Hayley Gaberlavage

I feel bad about sometimes being so behind on discovering new things around town. The work of Hayley Gaberlavage, is one of those times when I regret not learning about her sooner.


I feel bad about sometimes being so behind on discovering new things around town. The work of Hayley Gaberlavage, is one of those times when I regret not learning about her sooner.


I’ll never forget the first time I saw a photo of Hayley standing in the middle of her Magazine Street gallery/workspace. My eyes were bugging like Ren (not stumpy) while staring into what could have been confused with a Wallpaper Magazine spread from before Katrina. I was quickly able to pull focus away from her interior space and focus on the fantastically unique painted portraits that adorned her walls. I couldn’t wait to learn more about this Mies Van der Rohe loving and terribly talented artist.

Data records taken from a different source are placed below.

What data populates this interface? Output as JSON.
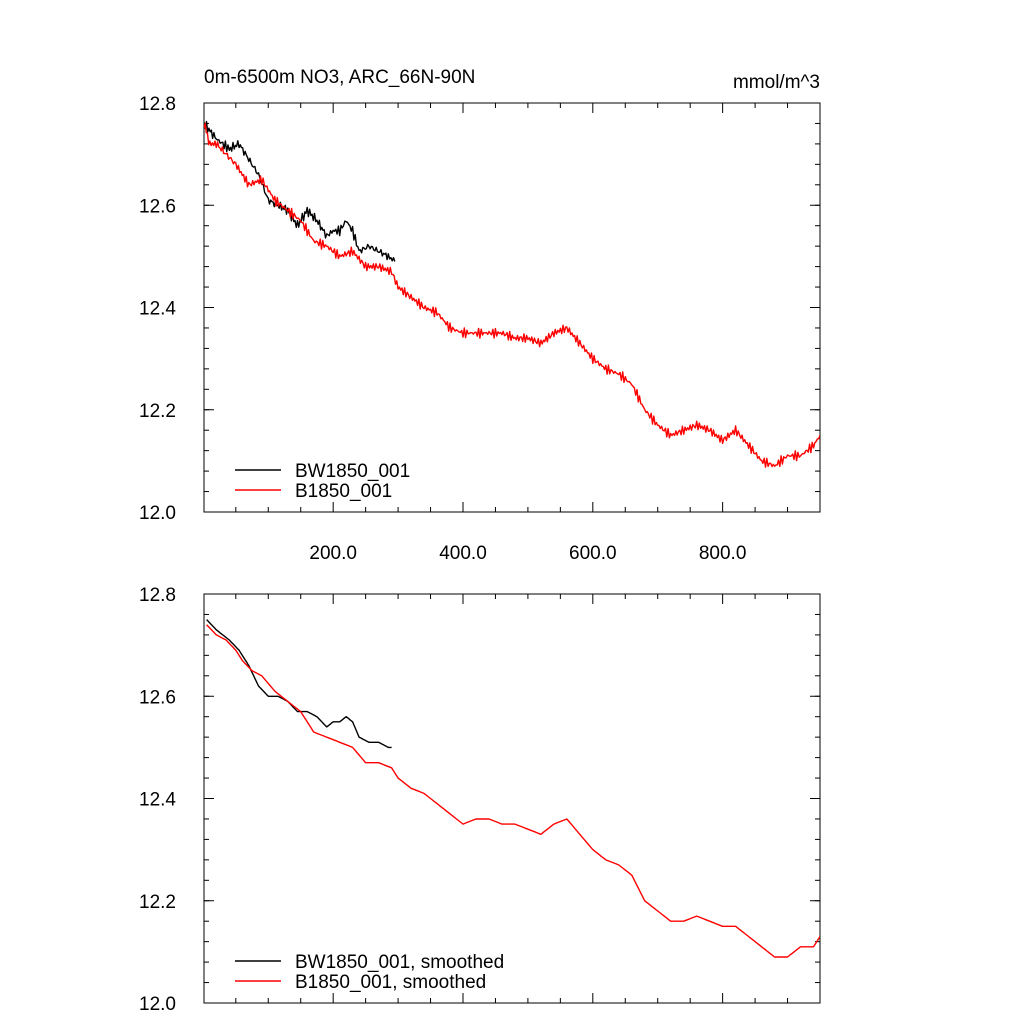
{
  "chart_data": [
    {
      "type": "line",
      "title_left": "0m-6500m NO3, ARC_66N-90N",
      "title_right": "mmol/m^3",
      "xlabel": "",
      "ylabel": "",
      "xlim": [
        1,
        950
      ],
      "ylim": [
        12.0,
        12.8
      ],
      "x_ticks": [
        200,
        400,
        600,
        800
      ],
      "x_tick_labels": [
        "200.0",
        "400.0",
        "600.0",
        "800.0"
      ],
      "y_ticks": [
        12.0,
        12.2,
        12.4,
        12.6,
        12.8
      ],
      "y_tick_labels": [
        "12.0",
        "12.2",
        "12.4",
        "12.6",
        "12.8"
      ],
      "legend_position": "bottom-left",
      "series": [
        {
          "name": "BW1850_001",
          "color": "#000000",
          "x": [
            1,
            20,
            40,
            55,
            70,
            85,
            100,
            115,
            130,
            145,
            160,
            175,
            190,
            200,
            210,
            220,
            230,
            240,
            255,
            270,
            285,
            295
          ],
          "y": [
            12.76,
            12.73,
            12.71,
            12.72,
            12.69,
            12.66,
            12.61,
            12.6,
            12.59,
            12.56,
            12.59,
            12.57,
            12.54,
            12.55,
            12.55,
            12.57,
            12.55,
            12.51,
            12.52,
            12.51,
            12.5,
            12.49
          ]
        },
        {
          "name": "B1850_001",
          "color": "#ff0000",
          "x": [
            1,
            10,
            20,
            35,
            50,
            70,
            90,
            110,
            130,
            150,
            170,
            190,
            210,
            230,
            250,
            270,
            290,
            300,
            320,
            340,
            360,
            380,
            400,
            420,
            440,
            460,
            480,
            500,
            520,
            540,
            560,
            580,
            600,
            620,
            640,
            660,
            680,
            700,
            720,
            740,
            760,
            780,
            800,
            820,
            840,
            860,
            880,
            900,
            920,
            940,
            950
          ],
          "y": [
            12.76,
            12.72,
            12.72,
            12.7,
            12.68,
            12.64,
            12.65,
            12.61,
            12.59,
            12.57,
            12.53,
            12.52,
            12.5,
            12.51,
            12.48,
            12.48,
            12.47,
            12.44,
            12.42,
            12.4,
            12.39,
            12.36,
            12.35,
            12.35,
            12.35,
            12.35,
            12.34,
            12.34,
            12.33,
            12.35,
            12.36,
            12.33,
            12.3,
            12.28,
            12.27,
            12.25,
            12.2,
            12.17,
            12.15,
            12.16,
            12.17,
            12.16,
            12.14,
            12.16,
            12.13,
            12.1,
            12.09,
            12.11,
            12.11,
            12.13,
            12.15
          ]
        }
      ]
    },
    {
      "type": "line",
      "title_left": "",
      "title_right": "",
      "xlabel": "",
      "ylabel": "",
      "xlim": [
        1,
        950
      ],
      "ylim": [
        12.0,
        12.8
      ],
      "x_ticks": [
        200,
        400,
        600,
        800
      ],
      "x_tick_labels": [],
      "y_ticks": [
        12.0,
        12.2,
        12.4,
        12.6,
        12.8
      ],
      "y_tick_labels": [
        "12.0",
        "12.2",
        "12.4",
        "12.6",
        "12.8"
      ],
      "legend_position": "bottom-left",
      "series": [
        {
          "name": "BW1850_001, smoothed",
          "color": "#000000",
          "x": [
            5,
            20,
            40,
            55,
            70,
            85,
            100,
            115,
            130,
            145,
            160,
            175,
            190,
            200,
            210,
            220,
            230,
            240,
            255,
            270,
            285,
            290
          ],
          "y": [
            12.75,
            12.73,
            12.71,
            12.69,
            12.66,
            12.62,
            12.6,
            12.6,
            12.59,
            12.57,
            12.57,
            12.56,
            12.54,
            12.55,
            12.55,
            12.56,
            12.55,
            12.52,
            12.51,
            12.51,
            12.5,
            12.5
          ]
        },
        {
          "name": "B1850_001, smoothed",
          "color": "#ff0000",
          "x": [
            5,
            20,
            35,
            50,
            60,
            75,
            90,
            110,
            130,
            150,
            170,
            190,
            210,
            230,
            250,
            270,
            290,
            300,
            320,
            340,
            360,
            380,
            400,
            420,
            440,
            460,
            480,
            500,
            520,
            540,
            560,
            580,
            600,
            620,
            640,
            660,
            680,
            700,
            720,
            740,
            760,
            780,
            800,
            820,
            840,
            860,
            880,
            900,
            920,
            940,
            950
          ],
          "y": [
            12.74,
            12.72,
            12.71,
            12.69,
            12.67,
            12.65,
            12.64,
            12.61,
            12.59,
            12.57,
            12.53,
            12.52,
            12.51,
            12.5,
            12.47,
            12.47,
            12.46,
            12.44,
            12.42,
            12.41,
            12.39,
            12.37,
            12.35,
            12.36,
            12.36,
            12.35,
            12.35,
            12.34,
            12.33,
            12.35,
            12.36,
            12.33,
            12.3,
            12.28,
            12.27,
            12.25,
            12.2,
            12.18,
            12.16,
            12.16,
            12.17,
            12.16,
            12.15,
            12.15,
            12.13,
            12.11,
            12.09,
            12.09,
            12.11,
            12.11,
            12.13
          ]
        }
      ]
    }
  ]
}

It’s hard to explain the feeling and emotion that humans feel when they come across something so unique and interesting. The same reaction I had to seeing my first Elliott Erwitt urban photographs, or some of Mark Seliger’s early Rolling Stone work, was right in-line with my first interaction with Hayley’s work. To be perfectly honest, Hayley’s work in regards to photography, reminds me very much of William Eggleston’s greatest works in color photography.

I’m especially in love with her portraits. As I can imagine, most artists begin a portrait with some sort of inspiration in mind and/or in hand. Be it a photograph, or still from a film, or a distinct memory from the past. Where Hayley excels in my opinion is her ability to capture and transmit that person(s) best available expression within that moment in time. She improvs her way to imagining and locking in that moment with each stroke.

During my visit with Hayley, while chatting about life, music, and of course mid-century furniture, I looked around and realized the one element that truly sets her work apart…it’s her calculated use of mostly solid yet perfectly contrasting backgrounds. Like many of the great portrait photographs captured in time, it’s the background to foreground separation that gives them that true to life effect. Hayley’s technique and brilliantly simple use of contrast, sends me over the moon.